Blake shook his head. “No,” he said, in a tight voice. “He couldn’t stay in the community, not after that. He was too—too ashamed of his weakness.” He took a deep breath. “But the island was his home, of course.”
“So he stayed?”
“He found himself an old miners’ barracks over by the slate mine. Three miles away. On the south tip of Cuagach. The side facing the sea. Sometimes a shop in Bellanoch does supply runs for him, but he doesn’t speak to them or even see them. He’s completely isolated.” Blake went to the curtain, drawing it back and opening the window. He leaned out, looking up at the cliff face, his breath clouding the air. It was silent and hollow out there, and mist was beginning to come down, shifting across the cold stars above. “We’ve carried on his teaching, but we haven’t seen him in the village for twenty years. Twenty years he’s been out there. Twenty years on his own.”

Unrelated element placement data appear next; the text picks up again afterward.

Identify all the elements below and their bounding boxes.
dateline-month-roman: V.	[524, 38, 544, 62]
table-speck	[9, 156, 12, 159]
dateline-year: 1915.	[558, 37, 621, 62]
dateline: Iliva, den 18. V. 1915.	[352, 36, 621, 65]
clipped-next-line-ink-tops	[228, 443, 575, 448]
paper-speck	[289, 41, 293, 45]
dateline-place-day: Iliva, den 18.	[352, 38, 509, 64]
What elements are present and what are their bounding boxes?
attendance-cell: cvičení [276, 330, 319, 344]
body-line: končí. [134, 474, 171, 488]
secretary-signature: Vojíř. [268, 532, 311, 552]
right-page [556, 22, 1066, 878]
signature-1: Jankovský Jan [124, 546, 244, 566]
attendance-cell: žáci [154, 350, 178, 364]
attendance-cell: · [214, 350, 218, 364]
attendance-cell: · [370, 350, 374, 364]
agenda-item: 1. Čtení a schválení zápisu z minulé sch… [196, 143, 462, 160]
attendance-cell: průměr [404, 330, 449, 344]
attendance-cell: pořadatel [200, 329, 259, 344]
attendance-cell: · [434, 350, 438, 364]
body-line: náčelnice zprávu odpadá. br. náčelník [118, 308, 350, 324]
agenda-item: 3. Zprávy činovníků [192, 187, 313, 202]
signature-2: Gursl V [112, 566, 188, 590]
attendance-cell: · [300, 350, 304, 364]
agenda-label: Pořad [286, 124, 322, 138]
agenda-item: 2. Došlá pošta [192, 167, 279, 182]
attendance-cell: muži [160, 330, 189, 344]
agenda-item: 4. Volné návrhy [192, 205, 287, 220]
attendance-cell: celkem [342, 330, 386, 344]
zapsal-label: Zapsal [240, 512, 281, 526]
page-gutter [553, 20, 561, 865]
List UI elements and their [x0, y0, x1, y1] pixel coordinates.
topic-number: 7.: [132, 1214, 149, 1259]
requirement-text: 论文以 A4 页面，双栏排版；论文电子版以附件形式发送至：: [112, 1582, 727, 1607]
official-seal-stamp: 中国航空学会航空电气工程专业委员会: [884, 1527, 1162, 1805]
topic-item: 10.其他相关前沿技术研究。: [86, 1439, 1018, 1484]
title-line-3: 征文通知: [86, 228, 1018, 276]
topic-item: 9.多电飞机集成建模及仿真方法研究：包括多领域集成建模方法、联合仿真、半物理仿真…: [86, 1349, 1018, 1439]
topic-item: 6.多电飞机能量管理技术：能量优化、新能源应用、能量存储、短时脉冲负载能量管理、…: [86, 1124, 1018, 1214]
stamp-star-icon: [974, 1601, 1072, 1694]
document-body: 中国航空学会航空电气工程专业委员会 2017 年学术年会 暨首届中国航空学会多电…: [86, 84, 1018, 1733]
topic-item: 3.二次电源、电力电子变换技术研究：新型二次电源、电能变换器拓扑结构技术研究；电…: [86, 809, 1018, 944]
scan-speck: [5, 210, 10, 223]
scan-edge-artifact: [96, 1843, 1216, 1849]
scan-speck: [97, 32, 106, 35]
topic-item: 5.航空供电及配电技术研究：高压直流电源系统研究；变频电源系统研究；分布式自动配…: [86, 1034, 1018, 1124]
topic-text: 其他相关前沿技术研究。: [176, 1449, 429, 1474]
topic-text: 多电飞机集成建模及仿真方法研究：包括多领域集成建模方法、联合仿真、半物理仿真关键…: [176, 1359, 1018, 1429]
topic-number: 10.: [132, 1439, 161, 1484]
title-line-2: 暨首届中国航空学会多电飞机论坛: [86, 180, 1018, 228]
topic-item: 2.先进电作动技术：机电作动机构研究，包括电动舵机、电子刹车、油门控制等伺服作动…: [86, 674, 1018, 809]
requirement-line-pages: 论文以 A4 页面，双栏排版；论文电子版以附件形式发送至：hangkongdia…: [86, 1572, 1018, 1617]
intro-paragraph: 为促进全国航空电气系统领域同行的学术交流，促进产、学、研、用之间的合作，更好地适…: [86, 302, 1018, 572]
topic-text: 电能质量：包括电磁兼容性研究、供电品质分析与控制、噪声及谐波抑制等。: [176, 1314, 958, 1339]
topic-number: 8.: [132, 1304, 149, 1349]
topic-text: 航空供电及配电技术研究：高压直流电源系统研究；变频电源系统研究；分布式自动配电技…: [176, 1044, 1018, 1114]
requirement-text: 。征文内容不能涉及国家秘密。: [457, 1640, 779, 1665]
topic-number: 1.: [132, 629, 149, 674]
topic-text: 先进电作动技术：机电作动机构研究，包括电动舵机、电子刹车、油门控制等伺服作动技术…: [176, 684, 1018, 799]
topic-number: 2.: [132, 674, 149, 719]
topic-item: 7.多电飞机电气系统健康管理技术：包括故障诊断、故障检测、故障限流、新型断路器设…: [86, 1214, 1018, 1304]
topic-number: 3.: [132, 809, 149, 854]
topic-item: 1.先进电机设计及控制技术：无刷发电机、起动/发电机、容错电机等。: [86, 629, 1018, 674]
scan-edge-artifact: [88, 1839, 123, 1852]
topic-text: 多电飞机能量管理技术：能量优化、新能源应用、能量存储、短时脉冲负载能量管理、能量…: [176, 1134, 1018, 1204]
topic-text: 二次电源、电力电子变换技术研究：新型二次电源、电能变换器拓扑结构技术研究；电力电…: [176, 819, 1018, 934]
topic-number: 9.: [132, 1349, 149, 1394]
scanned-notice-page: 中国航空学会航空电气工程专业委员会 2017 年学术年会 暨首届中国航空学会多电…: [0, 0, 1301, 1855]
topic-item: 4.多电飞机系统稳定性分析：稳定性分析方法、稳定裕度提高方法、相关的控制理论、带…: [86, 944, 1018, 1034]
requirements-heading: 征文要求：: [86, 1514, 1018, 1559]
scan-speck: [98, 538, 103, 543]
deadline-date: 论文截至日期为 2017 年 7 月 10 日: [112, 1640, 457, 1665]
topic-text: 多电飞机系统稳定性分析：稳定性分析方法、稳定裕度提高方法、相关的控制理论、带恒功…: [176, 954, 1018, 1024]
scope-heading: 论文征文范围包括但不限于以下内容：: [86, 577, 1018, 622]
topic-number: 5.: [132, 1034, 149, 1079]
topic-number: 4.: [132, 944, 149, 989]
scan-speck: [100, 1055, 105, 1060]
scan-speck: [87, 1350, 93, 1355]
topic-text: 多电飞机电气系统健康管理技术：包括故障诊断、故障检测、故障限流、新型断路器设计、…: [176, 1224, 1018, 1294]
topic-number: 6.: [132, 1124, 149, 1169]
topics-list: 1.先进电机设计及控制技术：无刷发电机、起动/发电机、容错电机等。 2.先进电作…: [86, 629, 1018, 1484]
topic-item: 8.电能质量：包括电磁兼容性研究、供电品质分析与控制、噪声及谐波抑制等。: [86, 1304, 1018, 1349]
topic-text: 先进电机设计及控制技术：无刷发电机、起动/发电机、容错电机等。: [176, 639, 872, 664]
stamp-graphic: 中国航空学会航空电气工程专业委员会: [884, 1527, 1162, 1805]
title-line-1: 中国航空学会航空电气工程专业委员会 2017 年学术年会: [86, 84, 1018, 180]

I came to stand next to him, opening the other window and ducking to stick my nose out, staring up to where the cliff rose hard into the night. I tried to picture the island stretching out between here and the south tip—miles of uninhabited land, poking into the sea like a finger. So, Malachi, you live with the pigs, I thought. And do you cut them up too?
“What’s he getting up to over there, then, Blake?” I murmured. “What did the tourist photograph that day?”
When Blake answered his voice was so low that I had to strain to hear. “Something has gone very wrong for Malachi. Things are happening at that end of Cuagach I try not to think about too hard.”
There was a full moon that night, and the air was so crystalline, so salty and cool that, lying in my bed in the cottage next to the firth, I could have been in my tomb. I stayed awake listening to the wind picking up outside, thinking of the trees on the slopes above, leaning and bending in the wind, about all the secret places their movements revealed. Malachi Dove, alive and only three miles away. I kept coming back in my mind to the path I’d been walking up when Blake had stopped me— Where does that go, then, Blake? Where does that path go ? When at last I gave up trying to sleep and slid out of bed the display on my mobile phone read 02:47.